Maintenance of serum potassium with sodium zirconium cyclosilicate (ZS-9) in heart failure patients: results from a phase 3 randomized, double-blind, placebo-controlled trial

• Published in: European journal of heart failure Vol. 17; no. 10; pp. 1050 - 1056
• Main Authors: Anker, Stefan D., Kosiborod, Mikhail, Zannad, Faiez, Piña, Ileana L., McCullough, Peter A., Filippatos, Gerasimos, van der Meer, Peter, Ponikowski, Piotr, Rasmussen, Henrik S., Lavin, Philip T., Singh, Bhupinder, Yang, Alex, Deedwania, Prakash
• Format: Journal Article
• Language: English
• Published: Oxford, UK John Wiley & Sons, Ltd 01.10.2015; European Society of Cardiology (Wiley)

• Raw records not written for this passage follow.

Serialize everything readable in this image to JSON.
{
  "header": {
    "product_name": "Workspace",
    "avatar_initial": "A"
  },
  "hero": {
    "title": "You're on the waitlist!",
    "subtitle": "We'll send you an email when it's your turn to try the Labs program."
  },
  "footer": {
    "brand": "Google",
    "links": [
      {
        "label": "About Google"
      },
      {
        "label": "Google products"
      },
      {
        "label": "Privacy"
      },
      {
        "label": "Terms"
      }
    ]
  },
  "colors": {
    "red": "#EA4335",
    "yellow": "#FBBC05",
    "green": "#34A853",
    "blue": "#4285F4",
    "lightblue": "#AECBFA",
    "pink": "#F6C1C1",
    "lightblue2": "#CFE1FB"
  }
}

• Subjects: Cardiology and cardiovascular system; Double-Blind Method; Heart Failure; Heart Failure - blood; Human health and pathology; Humans; hyperkalaemia; Hyperkalemia; Hyperkalemia - blood; Hyperkalemia - drug therapy; Life Sciences; Original; Potassium; Potassium - blood; RAAS; Silicates; Silicates - therapeutic use; Treatment; ZS-9; hyperkalaemia; heart failure; RAAS; ZS-9
• ISSN: 1388-9842; 1879-0844
• DOI: 10.1002/ejhf.300

Aims Hyperkalaemia in heart failure patients limits use of cardioprotective renin–angiotensin–aldosterone system inhibitors (RAASi). Sodium zirconium cyclosilicate (ZS‐9) is a selective potassium ion trap, whose mechanism of action may allow for potassium binding in the upper gastrointestinal tract as early as the duodenum following oral administration. ZS‐9 previously demonstrated the ability to reduce elevated potassium levels into the normal range, with a median time of normalization of 2.2 h and sustain normal potassium levels for 28 days in HARMONIZE—a Phase 3, double‐blind, randomized, placebo‐controlled trial. In the present study we evaluated management of serum potassium with daily ZS‐9 over 28 days in heart failure patients from HARMONIZE, including those receiving RAASi therapies. Methods and results Heart failure patients with evidence of hyperkalaemia (serum potassium ≥5.1 mmol/L, n = 94) were treated with open‐label ZS‐9 for 48 h. Patients (n = 87; 60 receiving RAASi) who achieved normokalaemia (potassium 3.5–5.0 mmol/L) were randomized to daily ZS‐9 (5, 10, or 15 g) or placebo for 28 days. Mean potassium and proportion of patients maintaining normokalaemia during days 8–29 post‐randomization were evaluated. Despite RAASi doses being kept constant, patients on 5 g, 10 g, and 15 g ZS‐9 maintained a lower potassium level (4.7 mmol/L, 4.5 mmol/L, and 4.4 mmol/L, respectively) than the placebo group (5.2 mmol/L; P<0.01 vs. each ZS‐9 group); greater proportions of ZS‐9 patients (83%, 89%, and 92%, respectively) maintained normokalaemia than placebo (40%; P < 0.01 vs. each ZS‐9 group). The safety profile was consistent with previously reported overall study population. Conclusion Compared with placebo, all three ZS‐9 doses lowered potassium and effectively maintained normokalaemia for 28 days in heart failure patients without adjusting concomitant RAASi, while maintaining a safety profile consistent with the overall study population.